The Lost Secrets of Health & Fitness After Age 50
July 18, 2010 by Robert Hutchinson
Filed under Health, Over 50
Here’s the bad news: You lose up to 5% of your strength, flexibility and balance for every decade after age 20. But here’s the good news: With a little effort and determination, you can maintain 90% of the strength, flexibility and balance you had at age 20 well into your 60s, 70s and even 80s.
It sounds incredible… but it’s true! That means that if you could do 60 pushups when you were 20, you could actually do a mere 54 when you’re 65 (90% of 60). If you could get up at 5:00 a.m. and surf for two hours, you could, at age 70, get up at 6:00 a.m. and surf for only an hour and a half. (After all, you must make some concession to age!)

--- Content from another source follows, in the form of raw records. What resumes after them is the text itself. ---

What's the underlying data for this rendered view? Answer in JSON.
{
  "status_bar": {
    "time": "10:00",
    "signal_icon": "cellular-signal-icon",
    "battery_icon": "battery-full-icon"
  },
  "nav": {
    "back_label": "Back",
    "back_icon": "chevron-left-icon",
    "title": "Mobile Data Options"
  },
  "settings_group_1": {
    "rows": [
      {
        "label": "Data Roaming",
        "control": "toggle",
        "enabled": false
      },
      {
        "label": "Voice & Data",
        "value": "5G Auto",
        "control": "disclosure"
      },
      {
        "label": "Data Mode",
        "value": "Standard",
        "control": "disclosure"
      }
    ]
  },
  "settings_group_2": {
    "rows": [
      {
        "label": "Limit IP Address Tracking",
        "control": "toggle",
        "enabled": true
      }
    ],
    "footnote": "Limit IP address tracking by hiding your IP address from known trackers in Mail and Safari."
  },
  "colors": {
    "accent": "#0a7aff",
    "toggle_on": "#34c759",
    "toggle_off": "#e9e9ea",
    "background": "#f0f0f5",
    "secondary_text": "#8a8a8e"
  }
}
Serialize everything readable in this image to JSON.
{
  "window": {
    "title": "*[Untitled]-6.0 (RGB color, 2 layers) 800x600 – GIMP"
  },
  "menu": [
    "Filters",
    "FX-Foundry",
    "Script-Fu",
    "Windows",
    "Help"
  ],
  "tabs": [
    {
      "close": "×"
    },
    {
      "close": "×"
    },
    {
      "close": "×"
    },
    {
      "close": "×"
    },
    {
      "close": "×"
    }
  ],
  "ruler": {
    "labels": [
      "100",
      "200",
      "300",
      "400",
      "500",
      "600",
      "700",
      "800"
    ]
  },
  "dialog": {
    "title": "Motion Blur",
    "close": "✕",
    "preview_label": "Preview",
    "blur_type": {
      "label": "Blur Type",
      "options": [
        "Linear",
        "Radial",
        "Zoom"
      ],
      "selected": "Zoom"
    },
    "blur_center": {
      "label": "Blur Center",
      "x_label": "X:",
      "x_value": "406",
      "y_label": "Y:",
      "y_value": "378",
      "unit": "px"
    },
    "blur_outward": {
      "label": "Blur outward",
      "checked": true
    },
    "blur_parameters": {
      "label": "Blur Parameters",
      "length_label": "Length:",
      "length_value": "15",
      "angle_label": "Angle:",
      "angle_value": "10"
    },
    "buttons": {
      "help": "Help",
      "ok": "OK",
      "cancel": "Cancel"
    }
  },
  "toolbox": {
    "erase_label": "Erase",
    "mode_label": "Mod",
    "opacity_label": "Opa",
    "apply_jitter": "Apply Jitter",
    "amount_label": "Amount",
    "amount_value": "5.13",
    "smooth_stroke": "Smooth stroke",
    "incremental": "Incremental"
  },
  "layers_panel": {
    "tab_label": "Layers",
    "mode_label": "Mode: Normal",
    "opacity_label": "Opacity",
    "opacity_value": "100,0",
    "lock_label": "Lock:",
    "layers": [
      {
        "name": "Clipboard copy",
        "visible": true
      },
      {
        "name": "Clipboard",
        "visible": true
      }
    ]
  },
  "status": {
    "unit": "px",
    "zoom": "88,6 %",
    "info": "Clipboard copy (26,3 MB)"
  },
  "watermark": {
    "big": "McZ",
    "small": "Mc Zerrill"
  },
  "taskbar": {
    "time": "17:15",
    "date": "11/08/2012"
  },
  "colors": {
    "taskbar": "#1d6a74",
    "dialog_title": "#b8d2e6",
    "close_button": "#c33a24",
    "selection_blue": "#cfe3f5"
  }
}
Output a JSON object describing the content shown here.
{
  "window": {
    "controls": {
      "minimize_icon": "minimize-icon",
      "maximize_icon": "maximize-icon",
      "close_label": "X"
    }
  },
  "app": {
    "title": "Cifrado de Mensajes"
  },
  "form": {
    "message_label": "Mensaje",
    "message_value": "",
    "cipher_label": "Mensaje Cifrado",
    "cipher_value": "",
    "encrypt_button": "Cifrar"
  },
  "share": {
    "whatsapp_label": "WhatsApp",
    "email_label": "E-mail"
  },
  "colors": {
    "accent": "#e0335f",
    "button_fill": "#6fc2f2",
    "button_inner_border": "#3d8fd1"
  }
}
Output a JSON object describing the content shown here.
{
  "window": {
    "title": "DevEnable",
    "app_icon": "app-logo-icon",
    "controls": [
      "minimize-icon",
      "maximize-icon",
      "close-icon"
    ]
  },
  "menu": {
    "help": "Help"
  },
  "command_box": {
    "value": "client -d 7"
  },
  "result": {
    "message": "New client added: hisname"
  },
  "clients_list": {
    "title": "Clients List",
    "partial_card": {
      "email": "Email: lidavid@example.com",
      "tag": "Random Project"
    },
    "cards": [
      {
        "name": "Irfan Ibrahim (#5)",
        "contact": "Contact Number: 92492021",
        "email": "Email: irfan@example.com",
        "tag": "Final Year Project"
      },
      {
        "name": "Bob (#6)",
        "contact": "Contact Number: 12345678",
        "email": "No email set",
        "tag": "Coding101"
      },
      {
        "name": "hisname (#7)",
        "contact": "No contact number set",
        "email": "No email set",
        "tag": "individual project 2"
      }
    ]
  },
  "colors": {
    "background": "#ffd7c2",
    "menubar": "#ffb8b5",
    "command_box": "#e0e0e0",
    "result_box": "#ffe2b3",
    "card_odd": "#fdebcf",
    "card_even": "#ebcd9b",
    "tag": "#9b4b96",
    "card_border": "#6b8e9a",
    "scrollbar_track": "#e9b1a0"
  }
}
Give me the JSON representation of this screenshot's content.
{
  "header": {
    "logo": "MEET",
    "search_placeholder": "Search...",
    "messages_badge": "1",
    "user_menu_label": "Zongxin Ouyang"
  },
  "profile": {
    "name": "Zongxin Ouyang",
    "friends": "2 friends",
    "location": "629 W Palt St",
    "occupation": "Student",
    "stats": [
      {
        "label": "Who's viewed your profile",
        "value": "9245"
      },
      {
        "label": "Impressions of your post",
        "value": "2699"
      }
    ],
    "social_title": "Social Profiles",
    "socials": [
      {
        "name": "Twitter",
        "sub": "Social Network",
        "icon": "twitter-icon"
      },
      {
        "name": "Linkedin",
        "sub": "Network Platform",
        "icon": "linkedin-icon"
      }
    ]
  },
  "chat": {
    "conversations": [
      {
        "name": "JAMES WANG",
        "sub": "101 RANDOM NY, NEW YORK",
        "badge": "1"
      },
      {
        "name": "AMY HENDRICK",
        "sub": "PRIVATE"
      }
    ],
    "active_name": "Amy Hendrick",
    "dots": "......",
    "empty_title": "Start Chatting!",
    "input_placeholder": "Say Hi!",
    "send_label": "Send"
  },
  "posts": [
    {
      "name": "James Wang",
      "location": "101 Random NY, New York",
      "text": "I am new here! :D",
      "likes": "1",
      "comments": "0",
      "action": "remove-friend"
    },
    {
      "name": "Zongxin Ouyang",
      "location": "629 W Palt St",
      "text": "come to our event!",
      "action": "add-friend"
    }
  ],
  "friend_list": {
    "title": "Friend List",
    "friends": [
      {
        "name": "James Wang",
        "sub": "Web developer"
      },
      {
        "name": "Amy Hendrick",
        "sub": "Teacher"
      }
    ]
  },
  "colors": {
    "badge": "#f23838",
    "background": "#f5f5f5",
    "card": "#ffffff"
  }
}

How is this possible? The answer lies in TRAINING FOR AGING.
As you age, you can maintain your strength, flexibility and balance… but you must train to do that. You must develop an exercise program that seeks to develop the very capabilities that we know you will lose as you age.
One way I do this is with the esoteric Japanese martial art of Aikido. I love Aikido because it trains all three of the physical attributes you lose with age — strength, flexibility and, most neglected of all, balance. If you want to fight, try Brazilian jujitsu. But if you want to age with grace and dignity and agility, try Aikido. There is nothing like it.
I also lift weights, do yoga, run on my treatmill while watching the news, and practice a little Tai Chi. I’m an ugly, crotchety old bastard… but I can do more pushups than many 20-year-olds I know and I’ve never felt better in my life.